Les partis politiques ont été plus longs à réagir. Pris dans leurs jeux et d’alliances les plus insolites, privilégiant l’accès au pouvoir et indifférentes à l’éthique politique ils ont gardé un silence prolongé. Le PAN a tardivement expulsé l’un des siens convaincu de corruption. Le PRD a commencé son autocritique après la démission de son fondateur Cuauhtémoc Cardenas le 25 novembre. Miguel Angel Mancera, maire PRD de la capitale, a ainsi présenté un projet d’initiative contre les disparitions forcées. Les associations de défense des droits de l’homme ont qualifié d’insuffisantes ces annonces et ces mea culpa.

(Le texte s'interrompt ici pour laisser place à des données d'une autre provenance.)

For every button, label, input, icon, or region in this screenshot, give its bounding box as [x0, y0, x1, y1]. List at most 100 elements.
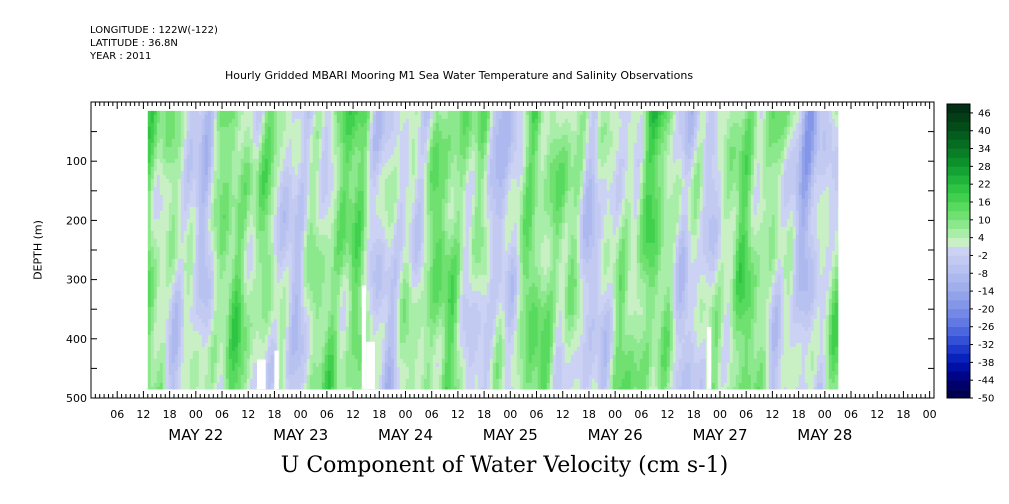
- heatmap-cell: [303, 290, 308, 296]
- heatmap-cell: [174, 382, 179, 388]
- heatmap-cell: [180, 178, 185, 184]
- heatmap-cell: [345, 254, 350, 260]
- heatmap-cell: [171, 318, 176, 324]
- heatmap-cell: [339, 214, 344, 220]
- heatmap-cell: [207, 142, 212, 148]
- heatmap-cell: [273, 126, 278, 132]
- heatmap-cell: [198, 330, 203, 336]
- heatmap-cell: [279, 194, 284, 200]
- heatmap-cell: [249, 166, 254, 172]
- heatmap-cell: [300, 114, 305, 120]
- heatmap-cell: [216, 298, 221, 304]
- heatmap-cell: [249, 254, 254, 260]
- heatmap-cell: [198, 238, 203, 244]
- heatmap-cell: [234, 302, 239, 308]
- heatmap-cell: [162, 190, 167, 196]
- heatmap-cell: [228, 334, 233, 340]
- heatmap-cell: [195, 346, 200, 352]
- heatmap-cell: [276, 302, 281, 308]
- heatmap-cell: [156, 266, 161, 272]
- heatmap-cell: [216, 358, 221, 364]
- heatmap-cell: [309, 274, 314, 280]
- heatmap-cell: [192, 334, 197, 340]
- heatmap-cell: [267, 190, 272, 196]
- heatmap-cell: [195, 194, 200, 200]
- heatmap-cell: [228, 118, 233, 124]
- heatmap-cell: [159, 134, 164, 140]
- heatmap-cell: [312, 298, 317, 304]
- heatmap-cell: [198, 122, 203, 128]
- heatmap-cell: [147, 222, 152, 228]
- heatmap-cell: [300, 326, 305, 332]
- heatmap-cell: [300, 294, 305, 300]
- heatmap-cell: [348, 146, 353, 152]
- heatmap-cell: [219, 194, 224, 200]
- heatmap-cell: [189, 126, 194, 132]
- heatmap-cell: [216, 158, 221, 164]
- heatmap-cell: [147, 346, 152, 352]
- heatmap-cell: [192, 294, 197, 300]
- heatmap-cell: [351, 278, 356, 284]
- heatmap-cell: [312, 354, 317, 360]
- heatmap-cell: [285, 338, 290, 344]
- heatmap-cell: [345, 194, 350, 200]
- heatmap-cell: [300, 310, 305, 316]
- heatmap-cell: [303, 298, 308, 304]
- heatmap-cell: [264, 310, 269, 316]
- heatmap-cell: [213, 274, 218, 280]
- heatmap-cell: [279, 286, 284, 292]
- heatmap-cell: [189, 162, 194, 168]
- heatmap-cell: [300, 382, 305, 388]
- heatmap-cell: [249, 310, 254, 316]
- heatmap-cell: [147, 166, 152, 172]
- heatmap-cell: [249, 326, 254, 332]
- heatmap-cell: [360, 182, 365, 188]
- heatmap-cell: [159, 218, 164, 224]
- heatmap-cell: [258, 254, 263, 260]
- heatmap-cell: [267, 226, 272, 232]
- heatmap-cell: [255, 190, 260, 196]
- heatmap-cell: [162, 302, 167, 308]
- heatmap-cell: [333, 254, 338, 260]
- heatmap-cell: [207, 382, 212, 388]
- heatmap-cell: [201, 366, 206, 372]
- heatmap-cell: [246, 354, 251, 360]
- heatmap-cell: [315, 354, 320, 360]
- heatmap-cell: [357, 322, 362, 328]
- heatmap-cell: [237, 182, 242, 188]
- heatmap-cell: [231, 330, 236, 336]
- heatmap-cell: [240, 290, 245, 296]
- heatmap-cell: [159, 238, 164, 244]
- heatmap-cell: [270, 118, 275, 124]
- heatmap-cell: [228, 126, 233, 132]
- heatmap-cell: [180, 186, 185, 192]
- heatmap-cell: [249, 350, 254, 356]
- heatmap-cell: [360, 118, 365, 124]
- heatmap-cell: [219, 306, 224, 312]
- heatmap-cell: [318, 362, 323, 368]
- heatmap-cell: [270, 306, 275, 312]
- heatmap-cell: [228, 186, 233, 192]
- heatmap-cell: [150, 126, 155, 132]
- heatmap-cell: [180, 322, 185, 328]
- heatmap-cell: [297, 130, 302, 136]
- heatmap-cell: [309, 202, 314, 208]
- heatmap-cell: [177, 310, 182, 316]
- heatmap-cell: [207, 222, 212, 228]
- heatmap-cell: [201, 194, 206, 200]
- heatmap-cell: [288, 166, 293, 172]
- heatmap-cell: [201, 218, 206, 224]
- heatmap-cell: [207, 182, 212, 188]
- heatmap-cell: [219, 246, 224, 252]
- heatmap-cell: [201, 118, 206, 124]
- heatmap-cell: [258, 298, 263, 304]
- heatmap-cell: [159, 246, 164, 252]
- heatmap-cell: [222, 150, 227, 156]
- heatmap-cell: [285, 290, 290, 296]
- heatmap-cell: [270, 318, 275, 324]
- heatmap-cell: [246, 310, 251, 316]
- heatmap-cell: [219, 270, 224, 276]
- heatmap-cell: [255, 114, 260, 120]
- heatmap-cell: [183, 206, 188, 212]
- heatmap-cell: [180, 290, 185, 296]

Les partis politiques se sont livrés à des critiques croisées inévitables, mais certainement pas à la hauteur des enjeux collectifs. Javier Sicilia, un poète, dont le fils a disparu, président du Mouvement pour la Paix dans la justice et la dignité, a dit tout haut ce que beaucoup de Mexicains pensent à voix basse: « Il faut en finir avec ce système de partis. Ils doivent partir tous. Pour créer un système de gouvernement citoyen (..) Ils sont tous corrompus ».Un cinéaste mexicain engagé et de talent, Luis Estrada, a intitulé son dernier film, particulièrement critique à l’égard de son pays, « la dictature parfaite ». Peut-être. Mais c’est d’un Etat plus fort, d’un Etat de droit dont a un besoin urgent le Mexique.


Le 24 novembre le président uruguayen a nuancé son propos critique antérieur de la façon suivante: « Nous mesurons la dimension de l’ennemi affronté par le Mexique. Mais nous croyons en ses réserves éthiques et dans l’engagement tacite de tous ceux qui se revendiquent orgueilleusement Mexicains. Nous avons confiance dans leur capacité à vaincre ». La confirmation de l’émergence économique de ce grand pays en tous les cas passe sans doute par là.